For instance, you can create BOTH a RAID0 unit for speed as well as a RAID1 unit for security with only 2 Disks. This really solves one of the major gripes I had with ICHR, because I want speed for most of my data (which is expandable), but I also want security for the limited set of my data which is not. In the past ICHR iterations, apart from buying 4 disks, you really didn't have a choice. With the latest one, you can have the cake and eat it too.

Now there is a limit to all good things (expect on Linux), and you can only create two raid units on the same array. But as long as I can have a big RAID0 drive and a small RAID1 drive on the same disks, I'm fine with that, so not a problem.

Here's how my current partitioning is done then:
o Disk 0 (non RAID, P5B SATA controller 0): 4 primaries, with OS-X as part 1 (40 GB), WinXP as part 2 (40 GB) and Linux as the last partition (~8 GB). The 3rd partition is used for data
o Disk 1 & 2 (on P5B SATA controllers 1 & 4): One 588 GB RAID0 unit/disk and one 4.1 GB RAID1 unit/disk. The RAID0 unit is partitioned as follows: 44 GB primary for Vista 32, 44 GB primary for Vista 64 and 500 GB for "Strider", my hefty faaaaast data drive (I would of course have preferred 512 GB for the latter, for binary beauty, but I don't think I want to go under 40 GB for a Vista installation.)

Booting all of these OSes will be the tricky part though, which I will detail in the upcoming "Farewell to LILO" post as well as probably part 2 of this post.


"Bad news, nobody..."

And now for the unpleasant surprise (can't have it all). I already had Linux, OS-X and XP installed on the first non RAID HDD (in AHCI mode), and even though I am now in RAID mode instead of AHCI in the P5B Deluxe BIOS, the HDD is in non RAID mode and should still be seen as AHCI (there are 3 modes on the P5B: IDE, RAID or AHCI). Except that intel, in their great wisdom, seem to have decided that, when in RAID mode, non RAID disks should be set as IDE or something, instead of AHCI, which means that WinXP won't boot (nothing that a good driver/reinstall won't fix) but more worrying, that OS-X is now unable to see its own drive as well...

Well, this is bad news because there is no patch for JaS OS 10.4.8 to be compatible with whatever mode ICH8R defines the drives as (and using JMicron as primary SATA controller is not really an option, regardless of whether it is compatible with JaS or not).

So I currently have to switch back from RAID to AHCI in the BIOS to be able to boot OS-X. Darn! The goal is to have "one bootloader to rule them all", not "one bootloader plus manual BIOS conf to rule them all"...


Sidenote

For those who might wonder why I didn't go for what would be considered as the more "sensible" approach of installing Vista(s) on a RAID1 partition, the answer, apart from the obvious hit in performance, is very simple: I tried just that, and then, after installing some updates, Windows refused to shut down for some reason, so I had to it reset.
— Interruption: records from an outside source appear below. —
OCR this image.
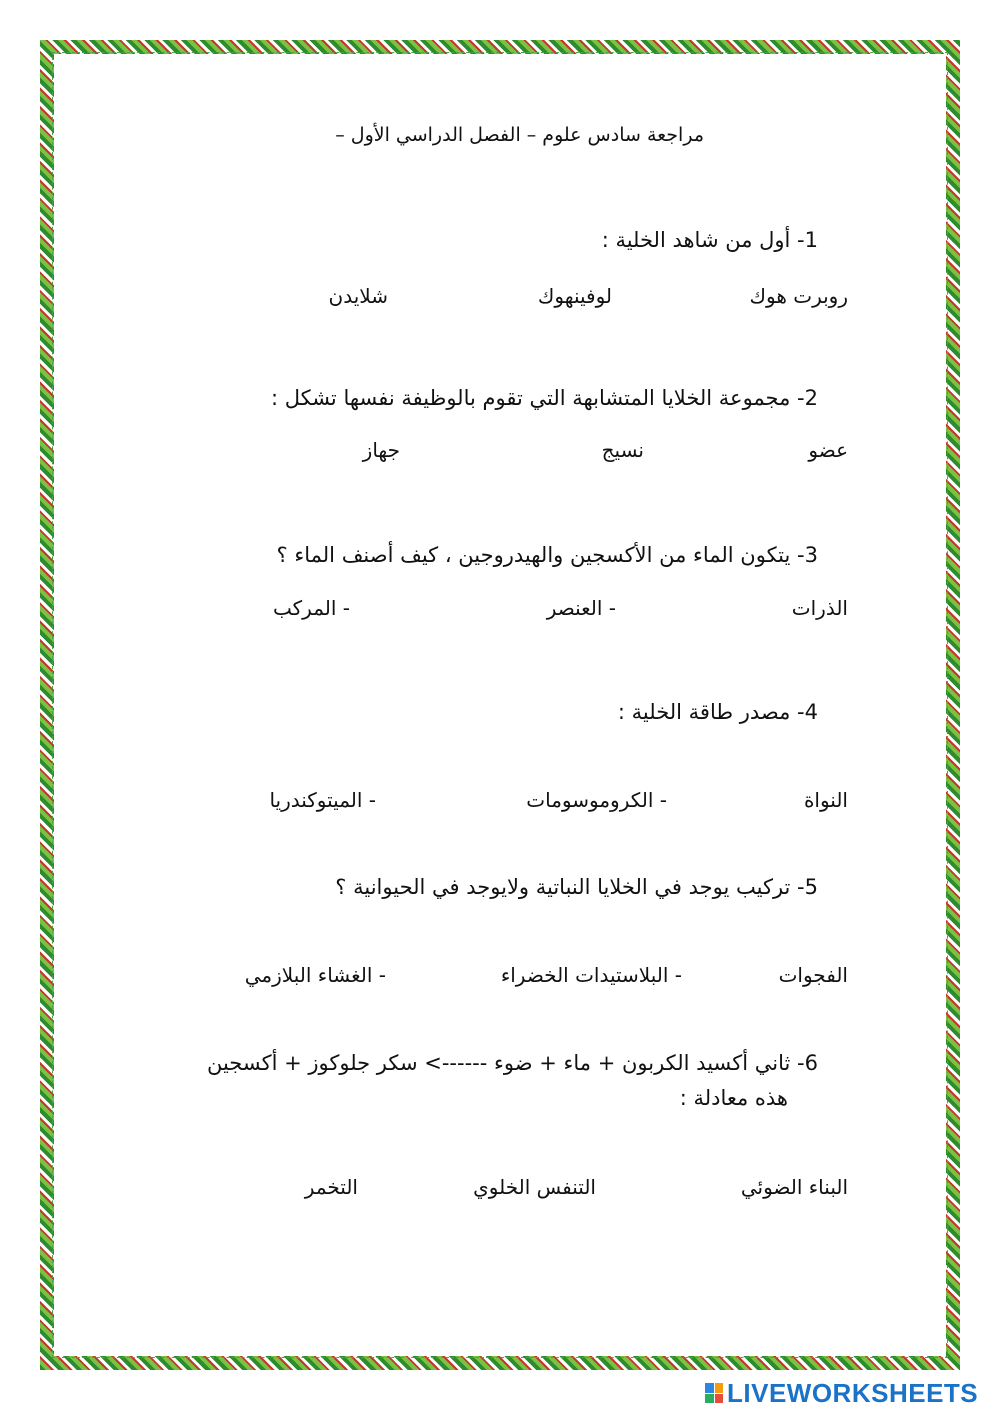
مراجعة سادس علوم – الفصل الدراسي الأول –
1- أول من شاهد الخلية :
روبرت هوك
لوفينهوك
شلايدن
2- مجموعة الخلايا المتشابهة التي تقوم بالوظيفة نفسها تشكل :
عضو
نسيج
جهاز
3- يتكون الماء من الأكسجين والهيدروجين ، كيف أصنف الماء ؟
الذرات
- العنصر
- المركب
4- مصدر طاقة الخلية :
النواة
- الكروموسومات
- الميتوكندريا
5- تركيب يوجد في الخلايا النباتية ولايوجد في الحيوانية ؟
الفجوات
- البلاستيدات الخضراء
- الغشاء البلازمي
6- ثاني أكسيد الكربون + ماء + ضوء ------> سكر جلوكوز + أكسجين
هذه معادلة :
البناء الضوئي
التنفس الخلوي
التخمر
LIVEWORKSHEETS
Once I rebooted, the RAID bios detected that my RAID1 array was out of sync and that it needed to be rebuilt. But when I did that in Windows, using the Intel Matrix Storage tools, I realized that this would take forever (about 1% per 30 secs or so on a 44 GB drive). Considering how stable Vista is on shutdown/reboot operations (I'm not even talking of sleep, which, as everybody knows, is simply dreadful and does not work), and how often I am likely to hit the reset button to show that OS who is the master, I'm not going to waste my life in degraded performance mode, having to wait for my array to be rebuilt. This is only the reason why I went for a small RAID1 partition by all standards. I can afford a couple minutes to rebuild a 4 GB drive, but 1 hour for a 40+ one, no way!